Wednesday, September 21, 2011

Investors cautioned on PH stocks

Posted at 09/21/2011 9:36 AM | Updated as of 09/21/2011 9:36 AM

MANILA, Philippines - Philippine stocks are among the most “crowded” in the region on a net foreign-buying basis, a status it shares with close neighbor Indonesia, according to Credit Suisse Group AG.

The Swiss bank cautioned investors in the Philippines in a research note on Tuesday, saying valuations in the local stock market are “stretched” and the country is associated with downgrades to consensus earnings-per-share.

Credit Suisse added the Philippines is the “most exposed” to recent gains in rice prices and that its reliance on overseas workers’ remittances means the economy is not as domestically driven as some investors perceive.

Overseas investors have been net buyers of $1.27 billion of Indonesian equities, and purchasers of a net $475 million of Philippine shares, the report said.

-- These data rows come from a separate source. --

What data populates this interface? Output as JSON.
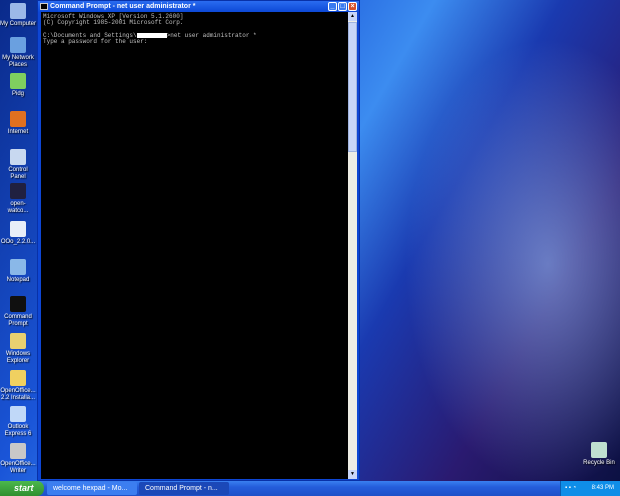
{
  "desktop": {
    "icons": [
      {
        "label": "My Computer",
        "icon": "computer-icon",
        "color": "#9bb8e8"
      },
      {
        "label": "My Network Places",
        "icon": "network-icon",
        "color": "#6aa0e0"
      },
      {
        "label": "Pidg",
        "icon": "pidgin-icon",
        "color": "#7fcf5f"
      },
      {
        "label": "Internet",
        "icon": "firefox-icon",
        "color": "#e07020"
      },
      {
        "label": "Control Panel",
        "icon": "control-panel-icon",
        "color": "#c8d8f0"
      },
      {
        "label": "open-watco...",
        "icon": "floppy-icon",
        "color": "#202040"
      },
      {
        "label": "OOo_2.2.0...",
        "icon": "installer-icon",
        "color": "#e8eef8"
      },
      {
        "label": "Notepad",
        "icon": "notepad-icon",
        "color": "#8ab8e8"
      },
      {
        "label": "Command Prompt",
        "icon": "command-prompt-icon",
        "color": "#101010"
      },
      {
        "label": "Windows Explorer",
        "icon": "explorer-icon",
        "color": "#e8d070"
      },
      {
        "label": "OpenOffice... 2.2 Installa...",
        "icon": "folder-icon",
        "color": "#f0d060"
      },
      {
        "label": "Outlook Express 6",
        "icon": "outlook-icon",
        "color": "#c0d8f8"
      },
      {
        "label": "OpenOffice... Writer",
        "icon": "writer-icon",
        "color": "#c8c8c8"
      }
    ],
    "recycle_bin": "Recycle Bin"
  },
  "window": {
    "title": "Command Prompt - net user administrator *",
    "lines": [
      "Microsoft Windows XP [Version 5.1.2600]",
      "(C) Copyright 1985-2001 Microsoft Corp.",
      "",
      "C:\\Documents and Settings\\"
    ],
    "cmd_suffix": ">net user administrator *",
    "prompt": "Type a password for the user:"
  },
  "taskbar": {
    "start": "start",
    "tasks": [
      "welcome hexpad - Mo...",
      "Command Prompt - n..."
    ],
    "clock": "8:43 PM"
  }
}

The Philippine Stock Exchange benchmark index fell 2.05 percent to 4,219.82 on Tuesday. The measure tracked losses in the rest of the region on Tuesday and on Wall Street the night before.

Jonathan Ravelas, chief market strategist for Banco de Oro Unibank Inc., said the report highlights the risk-averse sentiments around the globe.

This is more of an emotional market. There is still an over-effect from all that is happening on Wall Street and the Europe debt [crisis]. It highlights that we are not immune to global headwinds,” he said in a phone interview on Tuesday.

The report comes as Standard & Poor’s cut the sovereign credit rating of Italy by a notch, fueling fears that Europe’s debt problems are far from over.

Ravelas reiterated that further dips in the market should be taken as a sign to accumulate Philippine stocks
given stable economic fundamentals in the medium-term. He said reports suggesting the valuations in the Philippines are expensive could be “tactical” or short-term recommendations.

I would say what we are seeing is more of an adjustment than a warning bell,” he said.

In July emerging-markets investment guru Dr. Mark Mobius called Philippine stocks expensive relative to stocks offered in other developing economies.

Mobius, who heads Templeton Emerging Markets Group, pointed to the Philippine market’s lack of scale and liquidity to attract larger funds.